One organization I do a lot of work with hosts their sites on a 1&1 Managed Server. Essentially, only their sites and applications are running on the server, but 1&1 manage all of the sysadmin work, and don’t provide root access. I have a number of misgivings about the configuration of the server, particularly the fact that the user’s root folder is also the document root for their main domain, but 1&1 have been good about keeping PHP up to date, and we don’t have to worry about being woken at 3am to fix stuck processes. Unfortunately, Ruby hasn’t been treated to the same attention as PHP and the system version is still languishing at version 1.8.1, which won’t handle rails for us.
We entered into a round of emails to try and persuade 1&1 to upgrade ruby for us, and maybe even install gem and rails system-wide, but after a number of confusing messages where it wasn’t clear whether their answers actually applied to the plan we were on (“you need a linux server for that”/“we have a linux server”, “you need a dedicated server”/“we have a dedicated server”) we gave in and I realised that if I wanted rails I’d have to install it myself.
It turned out to be a very straightforward process. Compiling ruby and gems with appropriate prefixes (./configure –prefix=/my/preferred/folder) got them in place, and from there I was able to install the rails gems. It’s important to check that your installation folder is blocked by the web server and to put a relevant .htaccess file in place if not. You don’t want a curious visitor or malicious attacker playing with your binaries. You’ll also want to add your new bin folder to your default path by editing your .bash_profile file to add a line like:
export PATH=~/usr/bin:$PATH
With that done, changing the shebang in dispatch.cgi was enough to get the application up and running using CGI, which was enough for us to start testing applications, but would quickly become too slow once those apps are in production.

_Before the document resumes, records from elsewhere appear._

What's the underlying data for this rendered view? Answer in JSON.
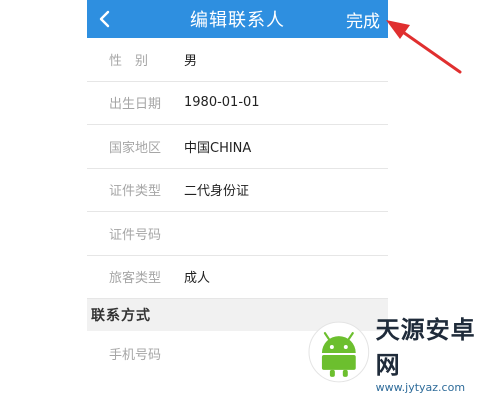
{
  "header": {
    "title": "编辑联系人",
    "done_label": "完成",
    "back_icon": "chevron-left-icon",
    "background": "#2e8fe0"
  },
  "form": {
    "rows": [
      {
        "label": "性　别",
        "value": "男"
      },
      {
        "label": "出生日期",
        "value": "1980-01-01"
      },
      {
        "label": "国家地区",
        "value": "中国CHINA"
      },
      {
        "label": "证件类型",
        "value": "二代身份证"
      },
      {
        "label": "证件号码",
        "value": ""
      },
      {
        "label": "旅客类型",
        "value": "成人"
      }
    ]
  },
  "contact_section": {
    "title": "联系方式",
    "phone_label": "手机号码"
  },
  "annotation": {
    "arrow_color": "#e02f2f",
    "icon": "red-arrow-icon"
  },
  "watermark": {
    "title": "天源安卓网",
    "url": "www.jytyaz.com",
    "logo_icon": "android-logo-icon",
    "logo_color": "#6cbf2e"
  }
}
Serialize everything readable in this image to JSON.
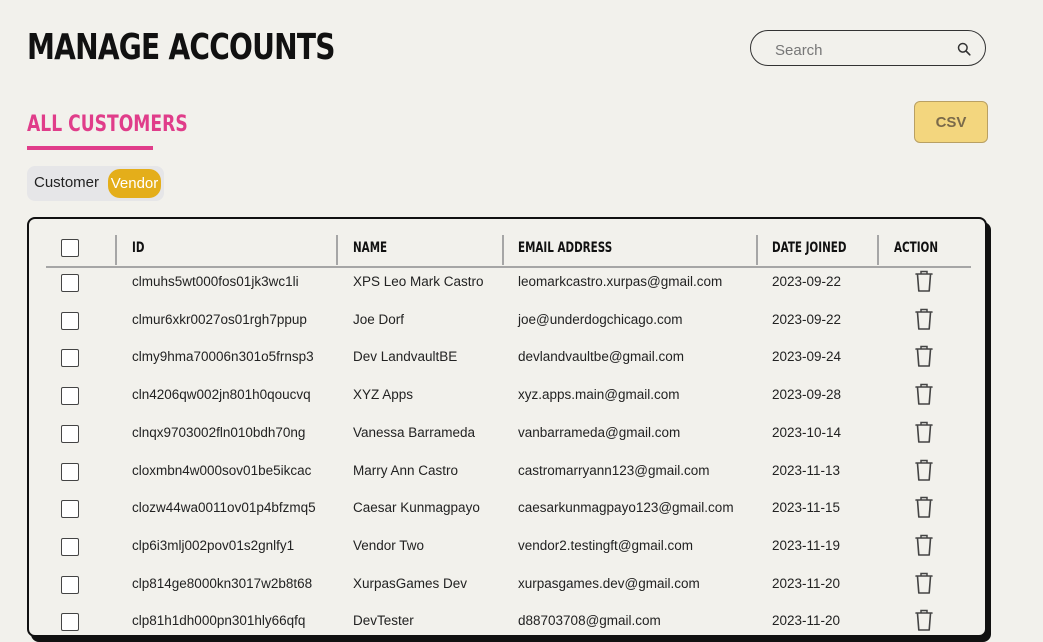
{
  "header": {
    "title": "MANAGE ACCOUNTS",
    "search": {
      "placeholder": "Search",
      "value": "",
      "icon": "search-icon"
    }
  },
  "section": {
    "title": "ALL CUSTOMERS",
    "accent_color": "#e03d8a"
  },
  "csv_button": {
    "label": "CSV",
    "color": "#f3d67e"
  },
  "toggle": {
    "options": [
      "Customer",
      "Vendor"
    ],
    "selected": "Vendor",
    "active_color": "#e4ae1a"
  },
  "table": {
    "columns": [
      "ID",
      "NAME",
      "EMAIL ADDRESS",
      "DATE JOINED",
      "ACTION"
    ],
    "action_icon": "trash-icon",
    "rows": [
      {
        "id": "clmuhs5wt000fos01jk3wc1li",
        "name": "XPS Leo Mark Castro",
        "email": "leomarkcastro.xurpas@gmail.com",
        "date": "2023-09-22"
      },
      {
        "id": "clmur6xkr0027os01rgh7ppup",
        "name": "Joe Dorf",
        "email": "joe@underdogchicago.com",
        "date": "2023-09-22"
      },
      {
        "id": "clmy9hma70006n301o5frnsp3",
        "name": "Dev LandvaultBE",
        "email": "devlandvaultbe@gmail.com",
        "date": "2023-09-24"
      },
      {
        "id": "cln4206qw002jn801h0qoucvq",
        "name": "XYZ Apps",
        "email": "xyz.apps.main@gmail.com",
        "date": "2023-09-28"
      },
      {
        "id": "clnqx9703002fln010bdh70ng",
        "name": "Vanessa Barrameda",
        "email": "vanbarrameda@gmail.com",
        "date": "2023-10-14"
      },
      {
        "id": "cloxmbn4w000sov01be5ikcac",
        "name": "Marry Ann Castro",
        "email": "castromarryann123@gmail.com",
        "date": "2023-11-13"
      },
      {
        "id": "clozw44wa0011ov01p4bfzmq5",
        "name": "Caesar Kunmagpayo",
        "email": "caesarkunmagpayo123@gmail.com",
        "date": "2023-11-15"
      },
      {
        "id": "clp6i3mlj002pov01s2gnlfy1",
        "name": "Vendor Two",
        "email": "vendor2.testingft@gmail.com",
        "date": "2023-11-19"
      },
      {
        "id": "clp814ge8000kn3017w2b8t68",
        "name": "XurpasGames Dev",
        "email": "xurpasgames.dev@gmail.com",
        "date": "2023-11-20"
      },
      {
        "id": "clp81h1dh000pn301hly66qfq",
        "name": "DevTester",
        "email": "d88703708@gmail.com",
        "date": "2023-11-20"
      }
    ]
  }
}
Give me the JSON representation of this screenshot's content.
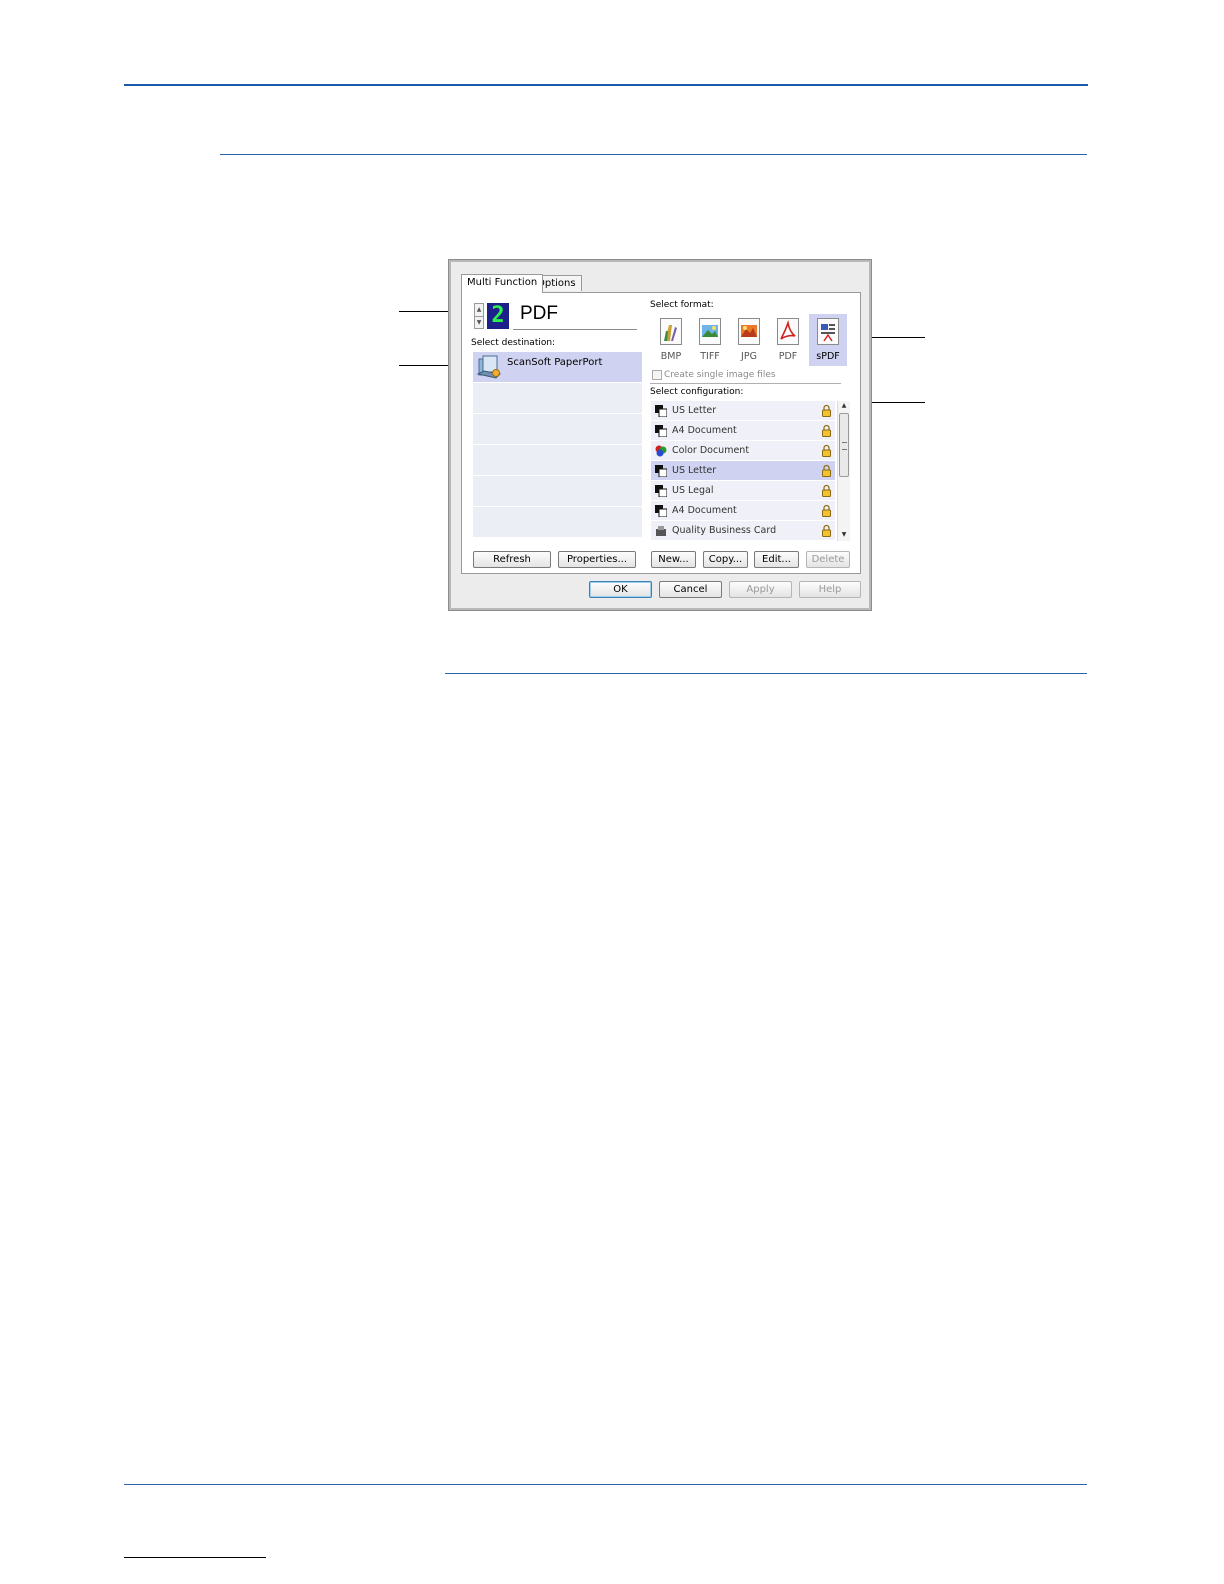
{
  "dialog": {
    "tabs": [
      {
        "label": "Multi Function"
      },
      {
        "label": "Options"
      }
    ],
    "button_number": "2",
    "format_name": "PDF",
    "select_destination_label": "Select destination:",
    "destinations": [
      {
        "label": "ScanSoft PaperPort",
        "selected": true
      }
    ],
    "select_format_label": "Select format:",
    "formats": [
      {
        "label": "BMP",
        "icon": "bmp-file-icon"
      },
      {
        "label": "TIFF",
        "icon": "tiff-file-icon"
      },
      {
        "label": "JPG",
        "icon": "jpg-file-icon"
      },
      {
        "label": "PDF",
        "icon": "pdf-file-icon"
      },
      {
        "label": "sPDF",
        "icon": "spdf-file-icon",
        "selected": true
      }
    ],
    "create_single_files_label": "Create single image files",
    "select_configuration_label": "Select configuration:",
    "configurations": [
      {
        "label": "US Letter",
        "icon": "bw-scan-icon"
      },
      {
        "label": "A4 Document",
        "icon": "bw-scan-icon"
      },
      {
        "label": "Color Document",
        "icon": "color-scan-icon"
      },
      {
        "label": "US Letter",
        "icon": "bw-scan-icon",
        "selected": true
      },
      {
        "label": "US Legal",
        "icon": "bw-scan-icon"
      },
      {
        "label": "A4 Document",
        "icon": "bw-scan-icon"
      },
      {
        "label": "Quality Business Card",
        "icon": "card-scan-icon"
      }
    ],
    "buttons": {
      "refresh": "Refresh",
      "properties": "Properties...",
      "new": "New...",
      "copy": "Copy...",
      "edit": "Edit...",
      "delete": "Delete",
      "ok": "OK",
      "cancel": "Cancel",
      "apply": "Apply",
      "help": "Help"
    }
  },
  "colors": {
    "accent_rule": "#1a5aa8",
    "selection": "#cfd2f0",
    "led_bg": "#1d1f8a",
    "led_digit": "#2cf04b"
  }
}
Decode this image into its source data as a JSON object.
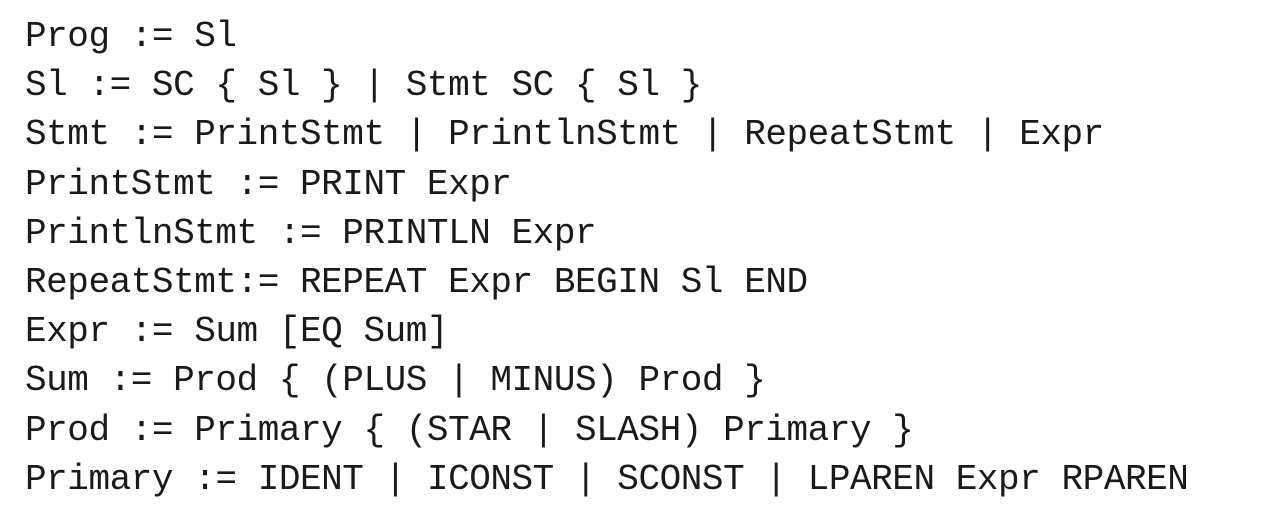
{
  "grammar": {
    "rules": [
      "Prog := Sl",
      "Sl := SC { Sl } | Stmt SC { Sl }",
      "Stmt := PrintStmt | PrintlnStmt | RepeatStmt | Expr",
      "PrintStmt := PRINT Expr",
      "PrintlnStmt := PRINTLN Expr",
      "RepeatStmt:= REPEAT Expr BEGIN Sl END",
      "Expr := Sum [EQ Sum]",
      "Sum := Prod { (PLUS | MINUS) Prod }",
      "Prod := Primary { (STAR | SLASH) Primary }",
      "Primary := IDENT | ICONST | SCONST | LPAREN Expr RPAREN"
    ]
  }
}
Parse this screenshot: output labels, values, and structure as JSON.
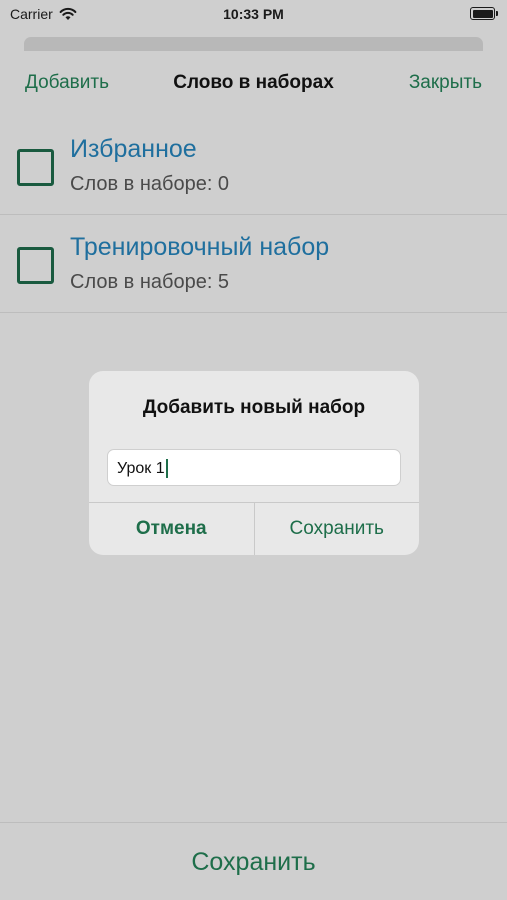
{
  "status_bar": {
    "carrier": "Carrier",
    "time": "10:33 PM"
  },
  "nav": {
    "add_label": "Добавить",
    "title": "Слово в наборах",
    "close_label": "Закрыть"
  },
  "sets": [
    {
      "name": "Избранное",
      "count_text": "Слов в наборе: 0",
      "checked": false
    },
    {
      "name": "Тренировочный набор",
      "count_text": "Слов в наборе: 5",
      "checked": false
    }
  ],
  "dialog": {
    "title": "Добавить новый набор",
    "input_value": "Урок 1",
    "cancel_label": "Отмена",
    "save_label": "Сохранить"
  },
  "footer": {
    "save_label": "Сохранить"
  },
  "colors": {
    "accent": "#1e6e4a",
    "link_blue": "#1f6f9e",
    "background": "#cfcfcf"
  }
}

FastCGI can be activated through the ‘Server Administration > Advanced Settings’ option in the control panel. I did that, and then tried to install the fcgi gem:
gem install fcgi
It installed successfully, but building the documentation threw a sequence of errors about undefined symbols. Unfortunately when I switched my .htaccess settings so that FastCGI I received an ‘application could not start properly’ error. Being short of time, and having rails frozen into my application directory, I decided to go in and edit [APP]/vendor/rails/railties/lib/fcgi_handler.rb directly, changing
require 'fcgi'
to include the full path to my newly installed fcgi gem.
That worked, and I now have a working, fastcgi-based rails application running on the server.